Then all these immigrants descended on the area-Scandinavians, Belgians, French, Germans, Poles. They intermarried with each other, and with the Ojibway, and everyone kept on fishing (Martell, 2002, Aug., 5, D1).

However, eating battered fish in bars and restaurants did not become a social tradition in Wisconsin until around the time of Prohibition, Gilmore notes. These establishments had to find a gimmick to replace alcohol to consistently draw crowds. Offering fish fries on Friday nights was affordable for the whole family, which made Wisconsin one of the only states where entire families attend taverns together. Since then the standard fare for the fish fry is battered or deep-fried fish accompanied by a potato (baked, mashed, French fries, etc.) and cole slaw. By the time Prohibition was lifted, the tradition had already been cemented in Wisconsin and now a favorite beer could be ordered to wash down the fish (Martell, 2002, Aug., 5, D1)

Not one of the interviewees mentioned Prohibition as a reason for the popularity of fish fries, probably because it was before their time, but many noted the hand-in-hand relation of fish fries and beer. This could point to a relationship between the lifting of Prohibition and fish fries, but could also reflect Wisconsins overall love for beer."
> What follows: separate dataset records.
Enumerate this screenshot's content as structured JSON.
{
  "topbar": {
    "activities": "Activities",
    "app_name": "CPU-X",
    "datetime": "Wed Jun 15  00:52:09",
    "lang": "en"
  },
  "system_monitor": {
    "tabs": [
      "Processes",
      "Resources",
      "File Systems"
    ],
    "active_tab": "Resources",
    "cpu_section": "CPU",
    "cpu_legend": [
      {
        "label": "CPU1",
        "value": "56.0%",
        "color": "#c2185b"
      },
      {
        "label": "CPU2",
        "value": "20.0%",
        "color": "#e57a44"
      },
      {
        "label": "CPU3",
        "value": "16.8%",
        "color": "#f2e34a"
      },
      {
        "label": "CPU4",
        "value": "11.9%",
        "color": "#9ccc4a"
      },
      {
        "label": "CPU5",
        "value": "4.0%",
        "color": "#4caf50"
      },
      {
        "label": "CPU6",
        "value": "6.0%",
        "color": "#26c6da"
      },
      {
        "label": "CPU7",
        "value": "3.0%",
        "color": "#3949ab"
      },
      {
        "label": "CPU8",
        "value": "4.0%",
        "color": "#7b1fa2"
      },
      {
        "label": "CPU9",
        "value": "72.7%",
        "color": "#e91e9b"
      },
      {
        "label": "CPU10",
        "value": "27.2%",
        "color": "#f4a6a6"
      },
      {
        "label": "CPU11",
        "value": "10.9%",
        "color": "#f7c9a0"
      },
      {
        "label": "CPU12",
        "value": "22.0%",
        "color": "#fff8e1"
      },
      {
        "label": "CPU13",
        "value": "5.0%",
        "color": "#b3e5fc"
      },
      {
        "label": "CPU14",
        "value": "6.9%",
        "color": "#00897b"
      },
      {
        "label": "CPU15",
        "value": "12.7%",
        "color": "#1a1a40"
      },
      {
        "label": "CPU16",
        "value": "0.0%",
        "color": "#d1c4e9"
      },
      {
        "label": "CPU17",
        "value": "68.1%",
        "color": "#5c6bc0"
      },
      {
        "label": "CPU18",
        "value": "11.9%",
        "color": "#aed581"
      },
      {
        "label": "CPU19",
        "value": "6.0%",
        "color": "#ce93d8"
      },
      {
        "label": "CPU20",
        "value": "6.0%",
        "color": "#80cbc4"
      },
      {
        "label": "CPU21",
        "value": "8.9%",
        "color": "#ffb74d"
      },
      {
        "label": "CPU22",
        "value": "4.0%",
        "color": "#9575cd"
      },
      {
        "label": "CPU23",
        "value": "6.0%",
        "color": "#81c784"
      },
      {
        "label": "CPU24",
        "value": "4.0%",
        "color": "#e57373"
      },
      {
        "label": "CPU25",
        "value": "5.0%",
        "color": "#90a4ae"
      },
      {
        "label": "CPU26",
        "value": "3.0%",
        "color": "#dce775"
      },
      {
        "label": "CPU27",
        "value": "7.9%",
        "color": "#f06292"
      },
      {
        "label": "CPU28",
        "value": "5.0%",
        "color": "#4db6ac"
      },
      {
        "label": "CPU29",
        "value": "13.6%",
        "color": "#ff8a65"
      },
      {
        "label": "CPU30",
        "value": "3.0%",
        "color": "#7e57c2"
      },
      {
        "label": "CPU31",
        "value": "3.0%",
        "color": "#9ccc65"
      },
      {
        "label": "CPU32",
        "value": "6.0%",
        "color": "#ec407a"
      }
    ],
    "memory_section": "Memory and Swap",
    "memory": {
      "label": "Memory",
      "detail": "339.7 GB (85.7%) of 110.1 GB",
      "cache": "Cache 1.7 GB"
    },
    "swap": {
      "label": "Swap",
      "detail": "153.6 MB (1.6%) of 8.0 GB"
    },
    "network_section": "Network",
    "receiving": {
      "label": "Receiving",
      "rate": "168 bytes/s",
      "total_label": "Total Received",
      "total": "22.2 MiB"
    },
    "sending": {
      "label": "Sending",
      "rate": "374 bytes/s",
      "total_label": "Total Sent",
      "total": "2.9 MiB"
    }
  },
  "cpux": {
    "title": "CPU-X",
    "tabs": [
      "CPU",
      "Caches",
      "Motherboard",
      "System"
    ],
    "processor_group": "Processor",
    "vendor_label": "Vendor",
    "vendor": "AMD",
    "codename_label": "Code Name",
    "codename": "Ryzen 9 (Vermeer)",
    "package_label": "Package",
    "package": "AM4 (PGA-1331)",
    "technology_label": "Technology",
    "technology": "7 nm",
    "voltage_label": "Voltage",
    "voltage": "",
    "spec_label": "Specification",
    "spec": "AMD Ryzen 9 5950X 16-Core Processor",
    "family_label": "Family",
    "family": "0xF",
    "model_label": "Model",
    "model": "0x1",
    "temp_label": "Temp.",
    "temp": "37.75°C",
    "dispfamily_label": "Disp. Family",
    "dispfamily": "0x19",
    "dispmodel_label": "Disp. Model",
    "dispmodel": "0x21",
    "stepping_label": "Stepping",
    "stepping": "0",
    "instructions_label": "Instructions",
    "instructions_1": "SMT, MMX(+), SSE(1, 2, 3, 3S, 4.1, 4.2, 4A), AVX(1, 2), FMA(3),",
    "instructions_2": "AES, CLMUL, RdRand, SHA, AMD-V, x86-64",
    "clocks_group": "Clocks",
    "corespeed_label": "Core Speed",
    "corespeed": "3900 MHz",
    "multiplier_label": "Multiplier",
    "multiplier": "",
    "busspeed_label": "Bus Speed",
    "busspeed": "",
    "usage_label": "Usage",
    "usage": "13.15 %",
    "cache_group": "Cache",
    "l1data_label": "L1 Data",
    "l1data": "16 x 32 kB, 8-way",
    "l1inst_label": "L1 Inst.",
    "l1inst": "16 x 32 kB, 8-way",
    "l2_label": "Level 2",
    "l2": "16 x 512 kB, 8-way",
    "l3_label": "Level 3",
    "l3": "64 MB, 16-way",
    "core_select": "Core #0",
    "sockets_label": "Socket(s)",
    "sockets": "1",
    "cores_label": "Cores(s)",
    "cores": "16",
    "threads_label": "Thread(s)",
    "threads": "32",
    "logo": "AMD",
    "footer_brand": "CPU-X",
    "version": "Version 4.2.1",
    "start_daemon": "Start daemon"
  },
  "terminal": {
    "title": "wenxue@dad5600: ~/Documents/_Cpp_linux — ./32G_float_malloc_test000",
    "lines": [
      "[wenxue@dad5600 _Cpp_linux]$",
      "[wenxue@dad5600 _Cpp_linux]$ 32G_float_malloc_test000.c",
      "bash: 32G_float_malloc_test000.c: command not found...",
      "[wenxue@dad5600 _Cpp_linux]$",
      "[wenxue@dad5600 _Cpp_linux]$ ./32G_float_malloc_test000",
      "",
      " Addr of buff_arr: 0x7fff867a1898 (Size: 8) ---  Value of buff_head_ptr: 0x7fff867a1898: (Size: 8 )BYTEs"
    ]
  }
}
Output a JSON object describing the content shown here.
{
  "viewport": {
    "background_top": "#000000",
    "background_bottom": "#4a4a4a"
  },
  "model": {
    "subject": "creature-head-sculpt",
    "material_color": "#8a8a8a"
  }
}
I guess I have always liked fish on Friday, thanks to my childhood. That was all we had to eat at school on Friday. Remember the loaves and fishes? Fish has been connected to spiritual food for thousands of years.

The fish fry is big in New Zealand. It is still big here, too.

Our friend Scott Mires gave us vacuum packed fresh Walleye from Michigan lakes in exchange for hunting that white tailed deer on our farm.

It's been a good exchange and tonight it is time to taste another one of his catches.

Ed Winkle

1 comment:

  1. Now tell me you didn't have fish fry last night. I had too much macaroni and cheese with peas.